Le plan de relance allemand pourrait être un modèle pour la France, selon une étude

A la veille du point d’étape de Patrick Devedjian sur le plan de relance français, mardi 24 mars, l’Institut Thomas More publie une étude comparative avec cinq pays européens, intitulée «Que peut encore faire la France face à la crise ? ».

A la veille du point d’étape de Patrick Devedjian sur le plan de relance français, mardi 24 mars, l’Institut Thomas More publie une étude comparative avec cinq pays européens, intitulée «Que peut encore faire la France face à la crise ? ».

« La France doit impérativement cibler ses mesures et bien définir ses priorités. » C’est la principale conclusion de l’étude menée par Alexandra Roulet pour l’Institut Thomas More. Rendue publique le 23 mars, cette recherche compare les politiques de relance de la France et de cinq de ses voisins pour dégager « d’éventuelles mesures complémentaires face à la crise. »                                                     

En décembre 2008, le gouvernement avait pris le parti de favoriser les investissements. Depuis les mouvements sociaux du 29 janvier et du 19 mars, provoqués par l’augmentation constante des chiffres du chômage (4,6% de plus en janvier par rapport à décembre) et la baisse du pouvoir d’achat (en baisse de 0,9% en décembre), ce choix est de plus en plus contesté.  
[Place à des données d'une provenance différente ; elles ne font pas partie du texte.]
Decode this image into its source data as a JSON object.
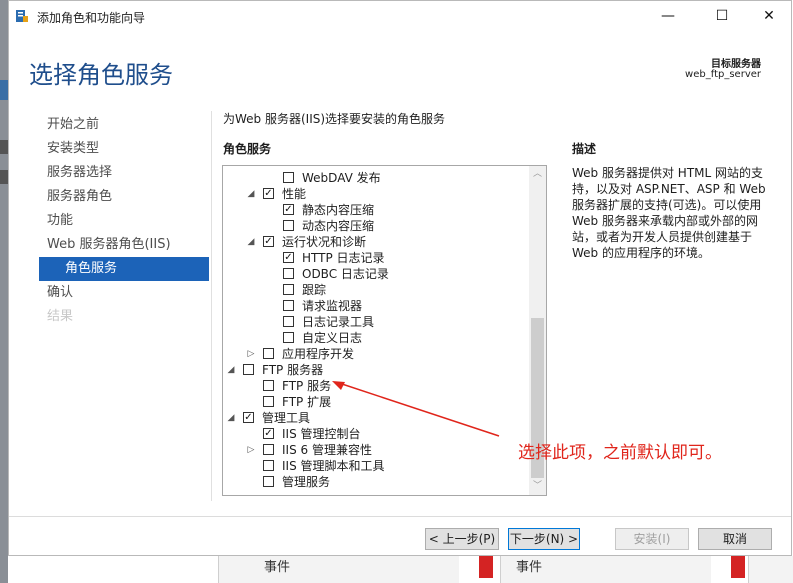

Sur le montant total de 28,6 milliards d’euros du plan de relance, 77% sont injectés dans les investissements, 5% dans l’emploi et 18% dans l’aide à la consommation.

Selon l’étude, le gouvernement britannique consacre quant à lui 62,5% des 23,5 milliards d’euros à la consommation, contre 47,8% aux investissements et 5,2% à l’emploi. Il est par ailleurs le seul des cinq à appliquer, dans le cadre de son plan de relance, une TVA à taux réduit.

L’Espagne et l’Italie consacrent respectivement 73 et 72 % de leurs plans aux investissements. Compte tenu de son fort taux de chômage (11,3%), l’Espagne est la seule à avoir choisi d’augmenter le revenu minimum (actuellement de 600 euros).

Mais selon Alexandra Roulet, c’est l’Allemagne, qui, avec un « plan massif et équilibré (…) apparaît comme un modèle possible » pour la France. Berlin a choisi de partager les 82 milliards d’euros consacrés au plan de relance en consacrant 47,8% aux investissements, 20% à l’emploi, soit 15% de plus que la France, et 22% à la consommation.

 « L’avantage du panachage allemand tient au fait qu’il permet de jouer sur plusieurs horizons temporels(…) », comme la baisse de l’impôt sur le revenu pour les ménages modestes et la baisse des charges sociales pour protéger l’emploi, précise l’étude. Deux mesures applicables sur le court terme.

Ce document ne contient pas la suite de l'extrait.